Concerning the oil, during the last 2-3 years, a lot of new oil has come online, both in the southern U.S. and in Canada. Most of this oil can easily get to Cushing/OK via pipeline, but then is stuck there, hence the large Brent-WTI spread. Without Keystone XL (proposed from Cushing to the Gulf of Mexico coast) and only with the small Seaways pipeline that used to pump from the coast to Cushing and which was reversed only a few weeks ago, a lot of the surplus oil at Cushing was loaded on train cars in order to be shipped to the coast.
Secondly, Canada does not have enough pipeline capacity to get their oil to the Pacific coast. The old pipeline from Alberta to Burnaby is too small, and so they also use trains there. The proposed new pipeline to the Pacific coast (‘Northern Gateway’) will take several years to complete.

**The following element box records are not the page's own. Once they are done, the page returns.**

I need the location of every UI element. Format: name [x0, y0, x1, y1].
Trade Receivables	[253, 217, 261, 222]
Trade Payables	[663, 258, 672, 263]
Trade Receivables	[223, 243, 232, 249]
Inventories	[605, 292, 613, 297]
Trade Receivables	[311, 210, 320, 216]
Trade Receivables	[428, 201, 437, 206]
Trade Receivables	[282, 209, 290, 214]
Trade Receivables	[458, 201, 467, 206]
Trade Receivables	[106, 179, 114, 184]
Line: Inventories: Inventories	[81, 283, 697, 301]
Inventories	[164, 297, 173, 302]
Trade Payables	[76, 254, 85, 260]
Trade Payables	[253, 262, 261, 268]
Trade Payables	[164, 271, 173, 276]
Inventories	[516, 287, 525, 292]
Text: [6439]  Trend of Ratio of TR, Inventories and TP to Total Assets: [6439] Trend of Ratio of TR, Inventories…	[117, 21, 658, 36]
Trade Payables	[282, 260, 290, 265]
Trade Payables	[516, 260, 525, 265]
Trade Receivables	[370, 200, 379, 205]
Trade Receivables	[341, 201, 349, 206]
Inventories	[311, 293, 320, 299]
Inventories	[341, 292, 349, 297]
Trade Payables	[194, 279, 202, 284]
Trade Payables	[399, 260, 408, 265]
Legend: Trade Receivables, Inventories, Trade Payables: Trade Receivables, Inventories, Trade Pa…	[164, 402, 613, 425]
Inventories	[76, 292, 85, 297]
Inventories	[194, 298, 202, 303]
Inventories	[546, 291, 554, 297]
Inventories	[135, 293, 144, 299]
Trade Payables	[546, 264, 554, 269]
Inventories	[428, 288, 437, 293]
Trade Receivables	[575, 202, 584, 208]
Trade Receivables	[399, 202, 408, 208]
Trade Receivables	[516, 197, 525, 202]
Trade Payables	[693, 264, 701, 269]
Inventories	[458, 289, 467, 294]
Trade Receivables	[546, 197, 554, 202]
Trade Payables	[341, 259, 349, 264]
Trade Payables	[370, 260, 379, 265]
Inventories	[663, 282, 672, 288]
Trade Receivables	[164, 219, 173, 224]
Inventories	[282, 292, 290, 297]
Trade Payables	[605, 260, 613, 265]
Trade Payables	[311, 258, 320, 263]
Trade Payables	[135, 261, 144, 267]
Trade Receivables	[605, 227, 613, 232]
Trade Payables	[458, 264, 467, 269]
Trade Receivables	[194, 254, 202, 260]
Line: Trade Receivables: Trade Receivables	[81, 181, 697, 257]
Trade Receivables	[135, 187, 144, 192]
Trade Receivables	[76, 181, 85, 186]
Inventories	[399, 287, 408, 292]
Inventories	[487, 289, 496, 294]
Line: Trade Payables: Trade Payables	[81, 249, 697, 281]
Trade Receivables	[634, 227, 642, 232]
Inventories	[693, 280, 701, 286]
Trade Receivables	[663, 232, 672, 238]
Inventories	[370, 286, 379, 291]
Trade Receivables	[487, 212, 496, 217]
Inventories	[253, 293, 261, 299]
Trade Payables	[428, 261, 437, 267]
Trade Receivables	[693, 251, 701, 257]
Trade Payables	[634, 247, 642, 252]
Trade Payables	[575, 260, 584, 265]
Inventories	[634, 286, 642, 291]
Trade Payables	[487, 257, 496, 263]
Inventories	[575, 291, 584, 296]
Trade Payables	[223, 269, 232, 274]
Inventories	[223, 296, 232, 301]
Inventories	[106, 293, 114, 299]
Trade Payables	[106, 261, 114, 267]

There will be a lot of use for WB’s trains, I suppose.
Victor
Victor,
Thanks for the reply.
You wrote,
“…a lot of the surplus oil at Cushing was loaded on train cars in order to be shipped to the coast.”
Doesn’t that oil being loaded on containers only make sense when WTI is at $95 or higher?
According to Amrita Sen, oil analyst at Barclays Capital. “… production costs have risen. Canadian oil sand projects, for example, require an oil price of round $85 [per barrel (bbl)] to break even.”
http://www.risk.net/energy-risk/feature/2136153/marginal-oil-gaining-market-share-setting-floor-price
And I can’t find it now, but I read one of the oil CEO’s saying that shipping the oil by container car added $10 to the price per barrel, and only made sense as long as the spread between WTI & Brent was over that.
So, If your analysis about the KSA & the Muppets is right (and I am not doubting it, I think it makes pretty good sense), then doesn’t WB stand to lose his shirt over the next two quarters *IF* oil being shipped by container south from Canada goes down?
I am thinking this metric is one that is worthwhile to watch.
Thanks,
Milamber
Oil isn’t the only thing that WB is going to transport.
The Canadian oil is shipped to the Pacific coast. From the Alberta oil sands to Cushing/OK, there is the Keystone pipeline which is fine in order to export the Canadian oil to the US mid west. But they don’t easily get that oil to the coast because even the reversed Seaways pipeline is too small. So between Cushing and the refineries at the coast, they had trains as well.
I saw $67/bbl for Alberta oil somewhere. You need to take into account that this is poorer quality than WTI, and so some discount is expected. Apparently, that’s okay with the Canadians (but please keep in mind that I am not an oil expert).
Finally, they have invested huge sums in the new infrastructure, and a good part of their costs is capital costs. Now if the price goes down substantially, a number of the new oil projects will go bust, but then someone else can pick up the companies from bankruptcy and start pumping again, but this time without the huge capital expenses. Screw the Canadians twice…
Victor
Thanks for the thoughts Victor.
Milamber
Dear Victor,
First thank you for the great article, much appreciated.
How do you interpret the current backwardation in the oil futures market?
Do you see this as muppets overbidding the front part of the curve or instead reflective of a genuinely tight (spot) physical market?
Thanks again,
Jo
I’m guessing. Backwardation would mean that financial investors (muppets) are selling, but the producers don’t perform the arbitrage. As Saudi Arabia does have sufficient spare capacity, I guess that this is by choice rather than due to a “shortage”.
There ought to be a second article on the gold oil ratio, still to be written. The chart
shows very nicely that they are probably targeting the gold/Brent oil ratio at 15.
Victor
Thanks. Why would they target this ratio particular though?
Ah, I see you are new here… no problem. It’s a looong story, and as a first summary, I suggest FOFOA’s It’s the Flow, Stupid! and Flow Addendum.
Happy reading!
Victor
Thanks!
Even this is a very old article, comparing with the current oil prices The Mechanics of Oil Swaps make sense.